Zynga found that if they could get a user to come back after 1 day of signing up they would become engaged and paying.
Dropbox gets a user to put at least one file in a Dropbox folder on one device that gets them hooked.
For Clarity it was experiencing a call.
For Instagram, I’m going to assume it’s getting a user to post a photo with a filter to their social network of choice.
What’s cool is that you don’t need to guess what it is.
All you need to do is learn from your most successful users — the ones that are active.
Uncovering Your Customer’s Path To Success
What I would suggest is for you to pull the activity stream (sometimes call the clickstream, or click path) for your most engaged users, then look for commonalities amongst them, in regards to their common activities after they sign up.

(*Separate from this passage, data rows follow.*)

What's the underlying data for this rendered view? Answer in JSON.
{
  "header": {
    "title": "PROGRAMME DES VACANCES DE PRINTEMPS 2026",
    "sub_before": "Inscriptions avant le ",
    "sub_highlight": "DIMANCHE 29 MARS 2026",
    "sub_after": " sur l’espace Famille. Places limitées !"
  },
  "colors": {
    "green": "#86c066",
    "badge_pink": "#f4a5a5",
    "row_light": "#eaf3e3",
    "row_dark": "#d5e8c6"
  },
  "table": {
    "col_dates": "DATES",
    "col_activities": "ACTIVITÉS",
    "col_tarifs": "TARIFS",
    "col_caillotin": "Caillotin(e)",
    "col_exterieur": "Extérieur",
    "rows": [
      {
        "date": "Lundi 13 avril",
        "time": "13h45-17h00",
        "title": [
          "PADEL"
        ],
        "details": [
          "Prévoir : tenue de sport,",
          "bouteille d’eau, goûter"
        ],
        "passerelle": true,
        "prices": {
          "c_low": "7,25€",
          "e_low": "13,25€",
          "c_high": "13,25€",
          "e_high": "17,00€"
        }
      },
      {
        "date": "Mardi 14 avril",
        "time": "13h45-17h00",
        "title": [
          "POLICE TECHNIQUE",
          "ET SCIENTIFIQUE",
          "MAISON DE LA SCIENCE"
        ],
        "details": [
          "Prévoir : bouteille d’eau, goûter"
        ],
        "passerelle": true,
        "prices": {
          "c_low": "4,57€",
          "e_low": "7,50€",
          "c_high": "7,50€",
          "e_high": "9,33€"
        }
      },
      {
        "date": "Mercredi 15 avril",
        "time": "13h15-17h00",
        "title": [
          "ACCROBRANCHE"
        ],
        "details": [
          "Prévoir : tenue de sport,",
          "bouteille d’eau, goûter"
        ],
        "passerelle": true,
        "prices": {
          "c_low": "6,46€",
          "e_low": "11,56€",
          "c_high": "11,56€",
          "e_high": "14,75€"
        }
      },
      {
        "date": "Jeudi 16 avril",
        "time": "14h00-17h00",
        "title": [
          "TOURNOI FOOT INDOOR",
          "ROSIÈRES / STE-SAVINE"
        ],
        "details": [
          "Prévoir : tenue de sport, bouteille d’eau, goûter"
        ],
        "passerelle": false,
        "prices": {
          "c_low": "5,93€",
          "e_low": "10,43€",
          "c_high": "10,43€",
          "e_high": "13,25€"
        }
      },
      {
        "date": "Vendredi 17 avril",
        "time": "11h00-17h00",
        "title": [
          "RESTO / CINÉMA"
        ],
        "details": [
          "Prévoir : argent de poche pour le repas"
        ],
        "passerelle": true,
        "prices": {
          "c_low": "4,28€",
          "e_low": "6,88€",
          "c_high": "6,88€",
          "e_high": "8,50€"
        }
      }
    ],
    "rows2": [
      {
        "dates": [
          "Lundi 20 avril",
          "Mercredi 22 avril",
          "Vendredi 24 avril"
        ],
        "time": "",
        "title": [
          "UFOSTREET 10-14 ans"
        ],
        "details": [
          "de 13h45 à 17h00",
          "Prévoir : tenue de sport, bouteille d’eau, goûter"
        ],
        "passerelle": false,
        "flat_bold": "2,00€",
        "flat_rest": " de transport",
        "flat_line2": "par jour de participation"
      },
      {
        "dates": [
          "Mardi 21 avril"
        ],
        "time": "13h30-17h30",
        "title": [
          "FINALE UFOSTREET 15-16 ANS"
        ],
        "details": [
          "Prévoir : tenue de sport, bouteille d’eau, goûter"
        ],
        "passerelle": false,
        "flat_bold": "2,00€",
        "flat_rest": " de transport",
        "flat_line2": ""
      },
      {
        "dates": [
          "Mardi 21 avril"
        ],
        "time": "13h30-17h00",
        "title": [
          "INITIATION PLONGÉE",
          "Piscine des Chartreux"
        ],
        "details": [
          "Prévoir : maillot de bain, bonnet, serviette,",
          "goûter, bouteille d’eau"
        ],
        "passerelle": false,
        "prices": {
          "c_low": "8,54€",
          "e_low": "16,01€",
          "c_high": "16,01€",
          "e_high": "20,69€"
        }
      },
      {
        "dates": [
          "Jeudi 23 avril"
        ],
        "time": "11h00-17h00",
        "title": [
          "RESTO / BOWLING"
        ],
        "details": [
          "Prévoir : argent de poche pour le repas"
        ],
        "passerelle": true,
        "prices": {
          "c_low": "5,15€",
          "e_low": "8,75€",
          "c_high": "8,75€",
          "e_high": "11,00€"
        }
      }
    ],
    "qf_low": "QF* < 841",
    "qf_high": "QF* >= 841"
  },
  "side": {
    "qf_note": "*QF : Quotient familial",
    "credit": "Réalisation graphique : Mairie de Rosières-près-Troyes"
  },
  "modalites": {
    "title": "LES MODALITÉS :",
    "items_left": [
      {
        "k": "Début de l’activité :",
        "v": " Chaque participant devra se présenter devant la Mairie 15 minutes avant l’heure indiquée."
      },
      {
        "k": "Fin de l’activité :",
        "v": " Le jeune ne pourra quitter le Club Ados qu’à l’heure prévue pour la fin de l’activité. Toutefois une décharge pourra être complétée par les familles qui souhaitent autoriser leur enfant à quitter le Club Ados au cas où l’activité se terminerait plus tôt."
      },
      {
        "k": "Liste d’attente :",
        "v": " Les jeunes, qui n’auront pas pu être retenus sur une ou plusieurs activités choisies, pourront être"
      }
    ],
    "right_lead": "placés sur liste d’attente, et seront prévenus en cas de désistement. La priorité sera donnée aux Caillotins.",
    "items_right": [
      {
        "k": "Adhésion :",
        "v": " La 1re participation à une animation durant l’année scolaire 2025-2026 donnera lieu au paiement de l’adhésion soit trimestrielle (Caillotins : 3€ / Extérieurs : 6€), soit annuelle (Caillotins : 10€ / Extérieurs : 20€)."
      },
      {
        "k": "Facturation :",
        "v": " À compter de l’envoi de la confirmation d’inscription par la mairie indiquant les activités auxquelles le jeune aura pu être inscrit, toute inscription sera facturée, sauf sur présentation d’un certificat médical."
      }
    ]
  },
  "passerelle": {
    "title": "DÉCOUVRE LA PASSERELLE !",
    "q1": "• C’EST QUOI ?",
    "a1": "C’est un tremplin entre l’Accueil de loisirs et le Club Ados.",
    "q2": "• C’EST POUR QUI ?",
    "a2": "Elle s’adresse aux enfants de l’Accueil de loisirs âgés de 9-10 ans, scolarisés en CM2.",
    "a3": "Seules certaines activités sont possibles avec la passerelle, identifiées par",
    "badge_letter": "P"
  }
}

Referrer Source: Where did they come from? What was the Product Promise on the home page when they signed up?
Feature Usage: How did they explore your product? What actions did they take in the first few uses of the product? What features have they used?
Ask Them: Survey them using a simple question “What’s the primary value you received from this product?”
Once you have all the data collected, look for the overlap of each users experience thus far. See if you can find that one thing — or a few steps — that if you could get EVERY user to experience it, it would activate them.
This process is tedious but it can help remove a lot of clutter and confusion for your customers.
Many startups overbuild. They may have had a core offering, but after they didn’t find initial traction, they built a whole bunch of features hoping one would stick and help them differentiate and grow.
What happens instead is it confuses the product experience.
Your job is to declutter and present the user with just the information they need to move on to the next step and hopefully experience the core product value.